Genetic events that arise and are selected during tumor progression may become essential for tumor survival, a phenomenon generally described as “oncogene addiction” (1). For example, homozygous inactivation of Brca1 alone leads to activation of DNA damage signals and p53-mediated cell cycle arrest; however, simultaneous suppression of p53 allows bypass of this DNA damage checkpoint, and leads to accelerated tumor formation (2-4). The identification of these secondary mutations is important in designing effective treatment for cancers, as targeting one genetic event may not suffice.
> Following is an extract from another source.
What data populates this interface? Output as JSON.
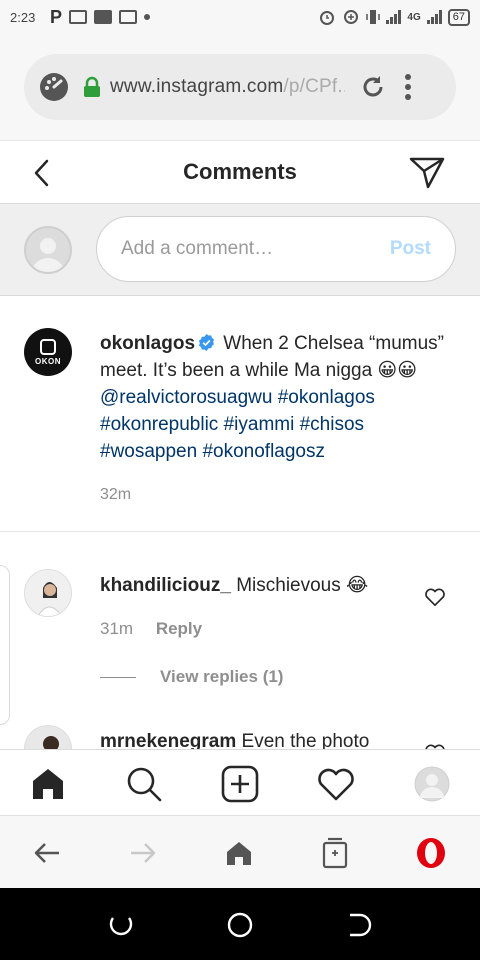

It must be remembered that overexpression and amplification are not the same phenomenon. Overexpression can be obtained from a single, unamplified gene, and an amplified gene does not always lead to greater expression levels of mRNA and protein. Thus, it is not possible to predict whether one phenomenon will result in, or is related to, the other. However, in situations where both amplification of a gene and overexpression of the gene product occur in cells or tissues that are in a precancerous or cancerous state, then that gene and its product present both a diagnostic target and a therapeutic opportunity for intervention. Amplification, without overexpression, and overexpression, without amplification, also can be correlated with and indicative of cancers and pre-cancers.
There is a significant need in the art for a satisfactory treatment of cancer, and specifically cancers such as gastric, lung, ovarian, breast, brain, colon and prostate cancers. While tyrosine kinase therapy has proven to be beneficial in many cancer types, its utility is currently limited by our understanding of the individuals in which the therapy is most likely to be effective. Thus, there is a need to identify patients who will most benefit from particular therapies, so as, for example, to limit clinical trial participation to only this subset of individuals and to provide the most appropriate therapy to each individual person in need.